The COVID-19 pandemic and subsequent lockdowns have caused a global, national, local, and consumer crisis of colossal proportions. Most sectors of industry have had to adapt to the profound challenges the outbreak has presented, changing not only production methods, but also how they connect with their customers.
Building on underlying assumptions about social and institutional stability, as well as economic growth, public relations teams and advertisers are well-versed in responding to specific product or brand crises. However, these approaches are unsuitable for the broad breakdown in predictability and performance caused by COVID-19. How can advertisers continue to promote brands and companies effectively when the world around us is falling apart?
In the recently published paper Advertising in a Context Harm Crisis, Dr Thomas Robinson and Dr Ela Veresiu examine the disruption caused by major crises. The paper shows that crises destroy expectations towards the future we depend on in daily life. This has a deleterious effect on emotions, cognition, and identity formation that makes is almost impossible to connect with campaigns for mask wearing or vaccination. The researchers propose a three-step strategy to ensure the success of an advertising campaign during a crisis.
At the initial stage, the relevance of masks or vaccines are crowded out by negative emotions about what could have been. In response, successful messaging should guide the audience through all the stages of grief: denial, anger, depression, bargaining, and acceptance to facilitate emotional adaptation that brings health products into view for consumers.

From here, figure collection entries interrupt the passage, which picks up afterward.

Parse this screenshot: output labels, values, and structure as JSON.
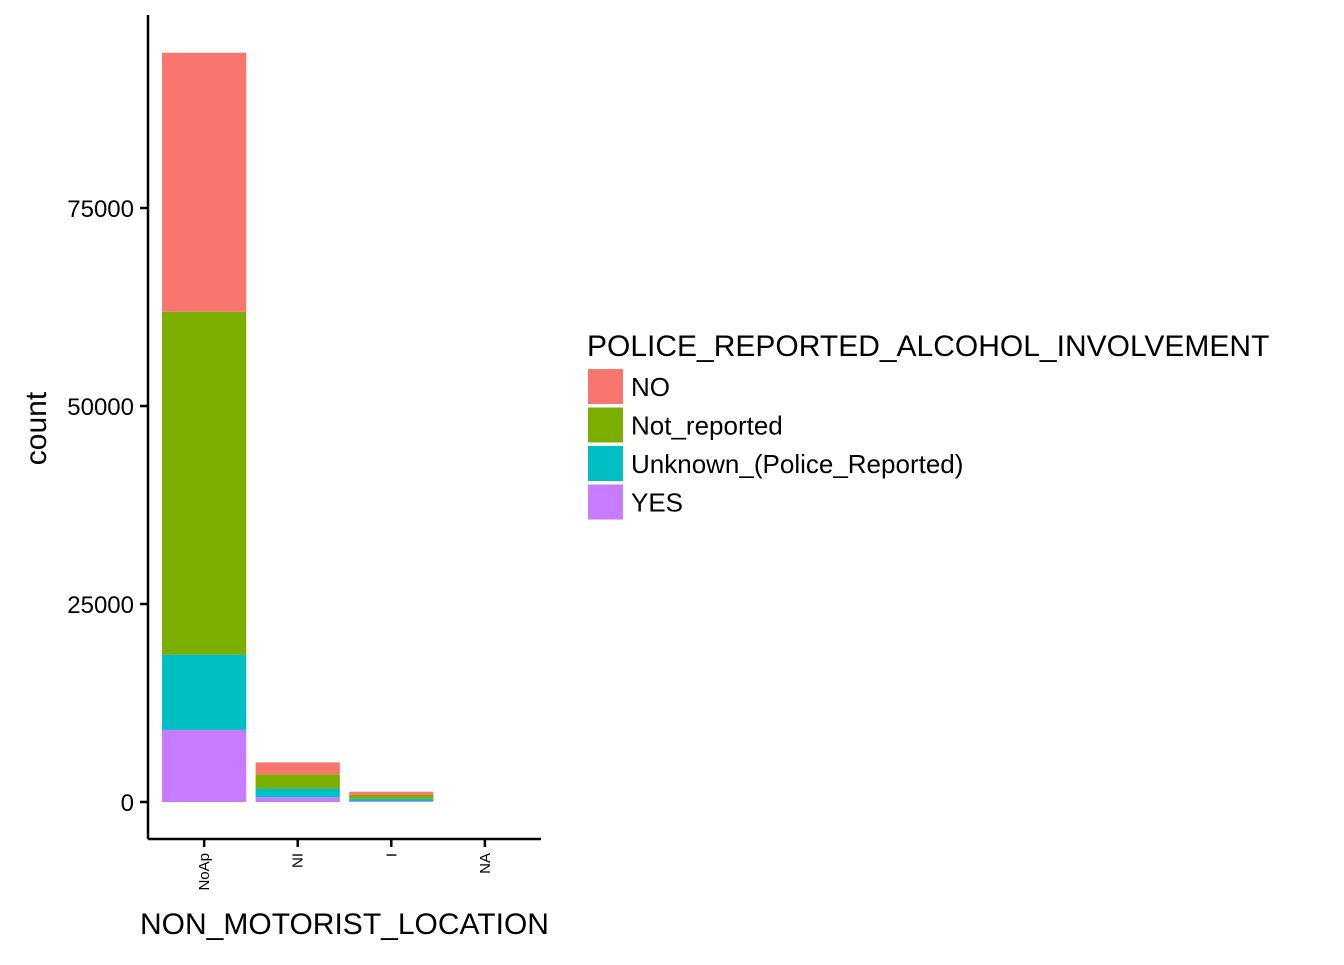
{
  "chart_data": {
    "type": "bar",
    "stacked": true,
    "title": "",
    "xlabel": "NON_MOTORIST_LOCATION",
    "ylabel": "count",
    "categories": [
      "NoAp",
      "NI",
      "I",
      "NA"
    ],
    "ylim": [
      0,
      96000
    ],
    "yticks": [
      0,
      25000,
      50000,
      75000
    ],
    "y_tick_labels": [
      "0",
      "25000",
      "50000",
      "75000"
    ],
    "grid": false,
    "legend": {
      "title": "POLICE_REPORTED_ALCOHOL_INVOLVEMENT",
      "position": "right"
    },
    "series": [
      {
        "name": "YES",
        "color": "#C77CFF",
        "values": [
          9100,
          600,
          100,
          0
        ]
      },
      {
        "name": "Unknown_(Police_Reported)",
        "color": "#00BFC4",
        "values": [
          9500,
          1100,
          300,
          0
        ]
      },
      {
        "name": "Not_reported",
        "color": "#7CAE00",
        "values": [
          43300,
          1800,
          500,
          0
        ]
      },
      {
        "name": "NO",
        "color": "#F8766D",
        "values": [
          32700,
          1500,
          400,
          0
        ]
      }
    ],
    "legend_order": [
      "NO",
      "Not_reported",
      "Unknown_(Police_Reported)",
      "YES"
    ]
  }
}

Secondly, ambiguity about the future corrupts consumers’ ability to assess a product’s end benefits. The paper proposes that advertising should assist consumers in imagining a specific future world within which the use of a product will be enjoyed and planning a route towards this desirable future.
Lastly, as our old lives drop away due to disruption and new roles appear, crises push people into the labour-intensive process of negotiating identities. In a crisis, people change and become strangers to themselves and each other, which compromises social collaboration. The paper proposes that context harm crisis management through advertising can provide resources to assist individuals and communities in the often-unpleasant process of reconstructing a meaningful identity, and renegotiate what we are to each other.

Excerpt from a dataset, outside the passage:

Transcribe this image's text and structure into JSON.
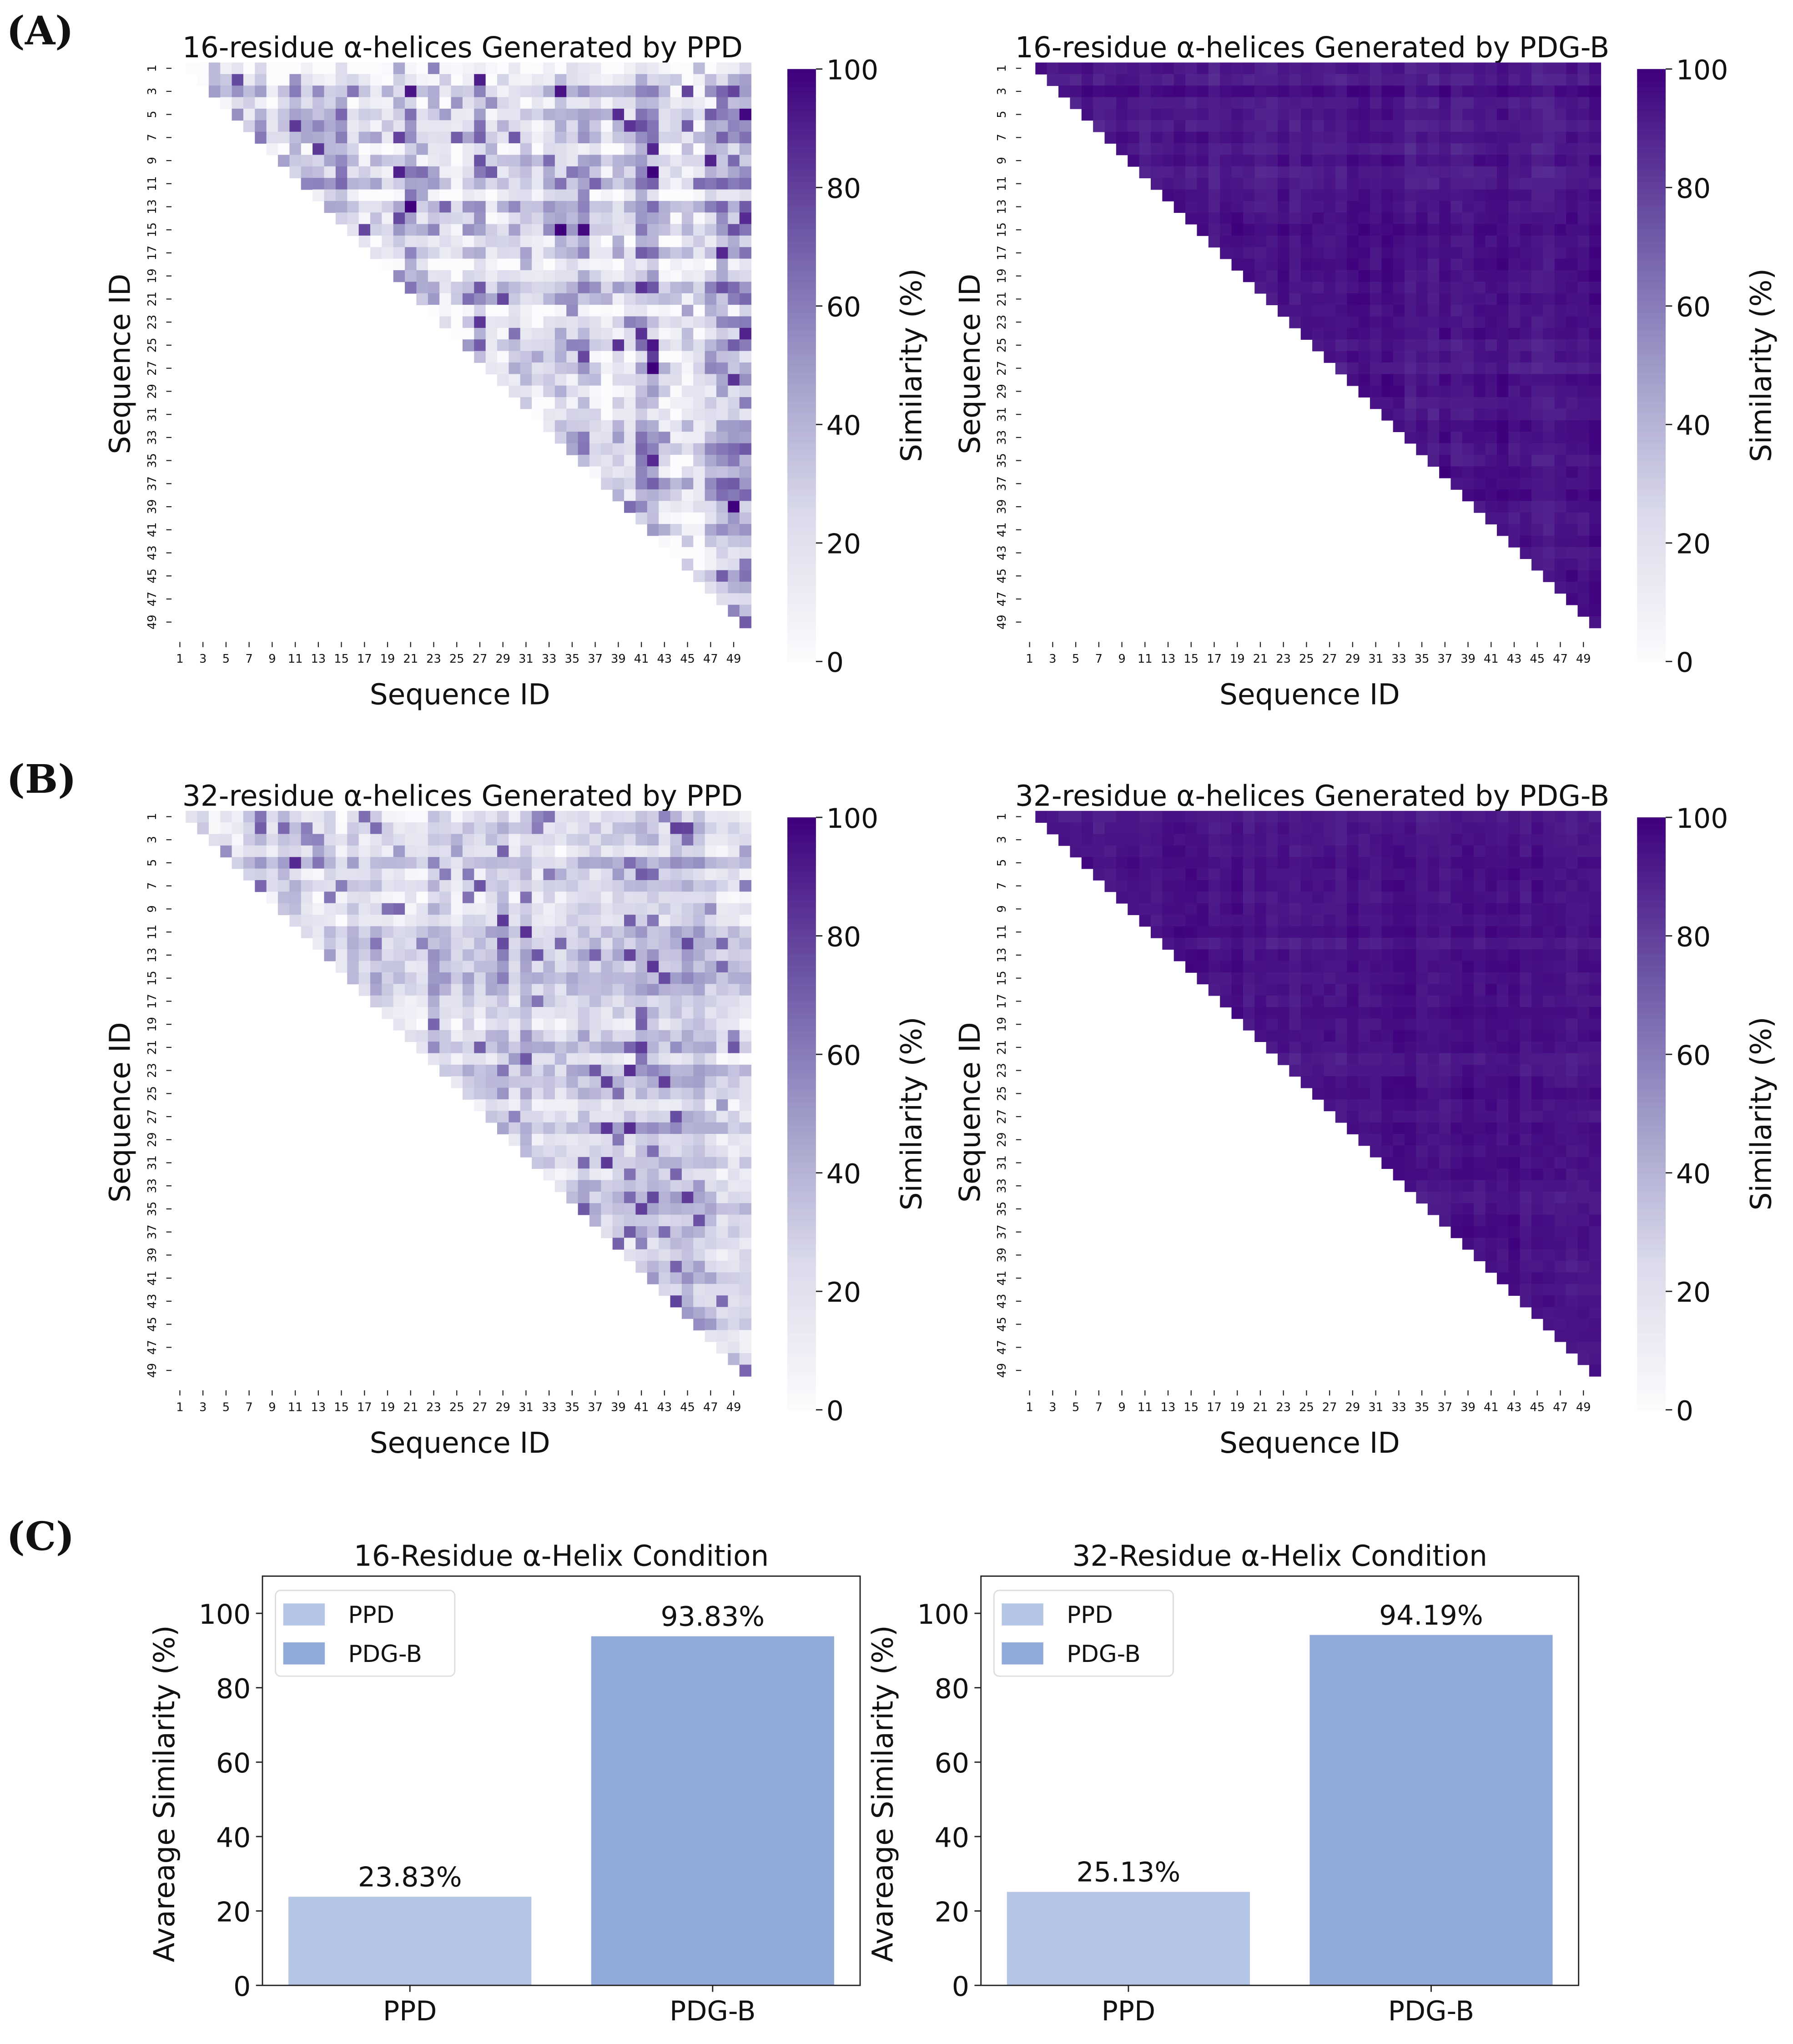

Repetitive reminders to wear a mask or get a vaccine do not engage with the underlying ambivalence about the product brought about by crisis. The new research shows that the purpose of health messaging in a context harm crisis is less about the product, and more about swiftly establishing consensus around what will and will not happen in the future, to drive co-ordinated action in society as a whole. This provides the consumer with the resources to make sense of the health product and service on offer. Such a campaign would restore consumer hope by reframing the future as a desirable place to inhabit.